2.5.7. Simulated Annealing

See also: The Annealer

Simulated Annealing is a modeling strategy from computer science that seeks optimal or stable outcomes through iterative analysis. A physical analogy for this is the process of strengthening steel by repeatedly heating, quenching and hammering. In both computer science and metallurgy, the process involves evaluating state, taking action, factoring in new data, and then repeating. Each annealing cycle improves the system, even though we may not know the final target state.

Annealing is well suited for problems where there is no mathematical solution, there’s an irregular feedback loop, or the datasets change over time. We have all three challenges in continuous data center operations environments. While it is clear that a deployment can be modeled as a directed graph (a mathematical solution) at a specific point in time, the reality is that there are too many unknowns to have a reliable graph. The problem is compounded because of unpredictable variance in hardware (NIC enumeration, drive sizes, BIOS revisions, network topology, etc) that prove more challenging if we factor in adapting to failures. Essentially, an operating infrastructure is a moving target that is hard to model predictively.

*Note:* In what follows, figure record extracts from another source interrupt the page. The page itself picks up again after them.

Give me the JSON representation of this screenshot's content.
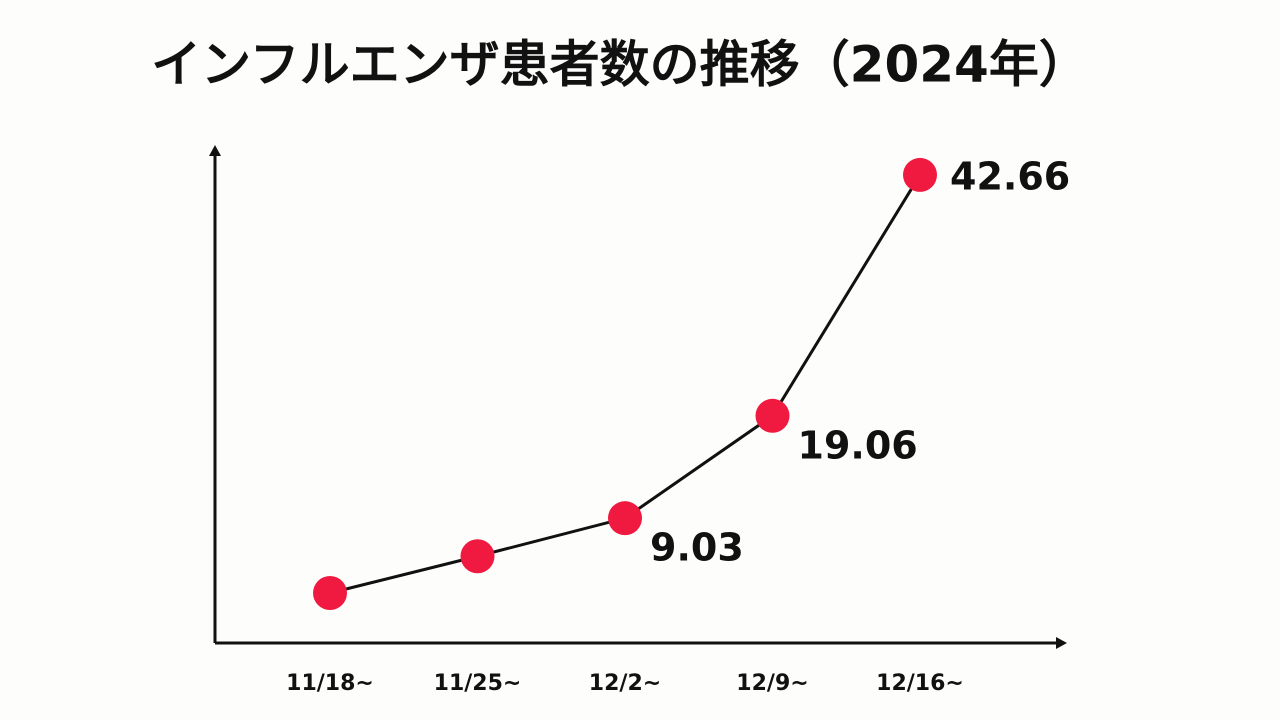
{
  "chart_data": {
    "type": "line",
    "title": "インフルエンザ患者数の推移（2024年）",
    "categories": [
      "11/18~",
      "11/25~",
      "12/2~",
      "12/9~",
      "12/16~"
    ],
    "values": [
      1.7,
      5.3,
      9.03,
      19.06,
      42.66
    ],
    "value_labels": [
      null,
      null,
      "9.03",
      "19.06",
      "42.66"
    ],
    "color": "#f0193f",
    "line_color": "#111111",
    "ylim": [
      -3.2,
      45.1
    ]
  }
}
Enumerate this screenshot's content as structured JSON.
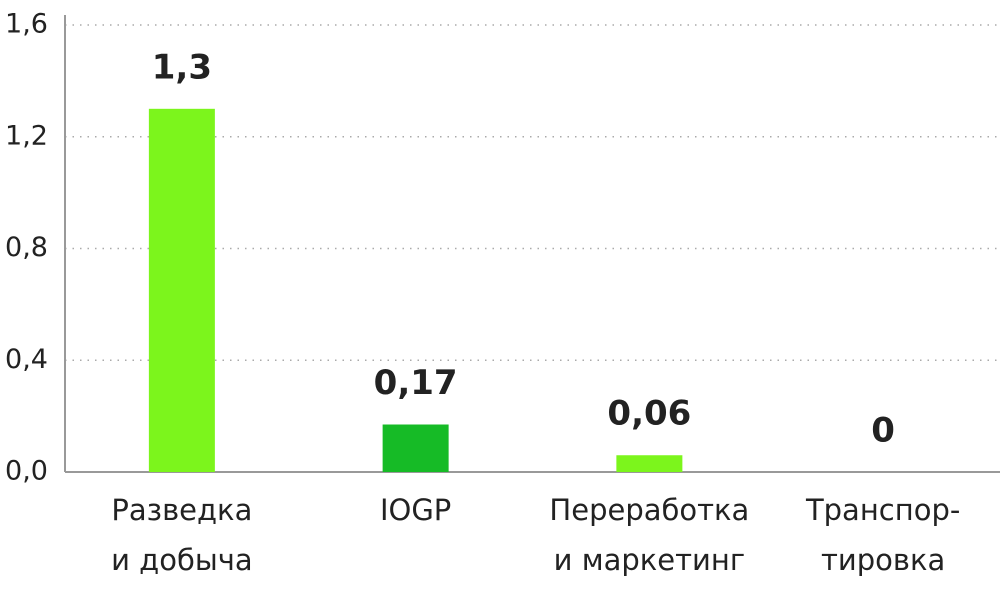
{
  "chart_data": {
    "type": "bar",
    "categories": [
      [
        "Разведка",
        "и добыча"
      ],
      [
        "IOGP"
      ],
      [
        "Переработка",
        "и маркетинг"
      ],
      [
        "Транспор-",
        "тировка"
      ]
    ],
    "values": [
      1.3,
      0.17,
      0.06,
      0
    ],
    "value_labels": [
      "1,3",
      "0,17",
      "0,06",
      "0"
    ],
    "colors": [
      "#7cf51c",
      "#16bb26",
      "#7cf51c",
      "#7cf51c"
    ],
    "ylim": [
      0,
      1.6
    ],
    "yticks": [
      {
        "value": 0,
        "label": "0,0"
      },
      {
        "value": 0.4,
        "label": "0,4"
      },
      {
        "value": 0.8,
        "label": "0,8"
      },
      {
        "value": 1.2,
        "label": "1,2"
      },
      {
        "value": 1.6,
        "label": "1,6"
      }
    ],
    "grid": true
  }
}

Digital Rebar implements the simulated annealing algorithm by decomposing the operations infrastructure into atomic units, known as node-roles (see Node Role APIs), that perform the smallest unit of work definable. Some or all of these node-roles are changed whenever the infrastructure changes. Digital Rebar anneals the environment by exercising the node-roles in a consistent way until system re-stabilizes.

One way to visualize Digital Rebar annealing is to imagine children who have to cross a field but do not have a teacher to coordinate them. One student takes a step forward and looks around. Another then sees the first and takes two steps. Each child advances based on what their classmates are doing. None of them want to get too far ahead or to be left behind. The line progresses irregularly but consistently based on the natural relationships within the group.

To understand the Digital Rebar Annealer, we have to break it down into three distinct components: deployment timeline, annealing, and node-role state. The deployment timeline represents externally (user, hardware, etc) initiated changes that propose a new target state. Once that new target is committed, Digital Rebar anneals by iterating through all the node-roles in a reasonable order. As the Annealer runs the node-roles, they update their own state. The aggregate state of all the node-roles determines the state of the deployment.

In Digital Rebar, a deployment is a combination of user and system defined state. Digital Rebar’s job is to stabilize the deployments and then maintain the desired configuration over time.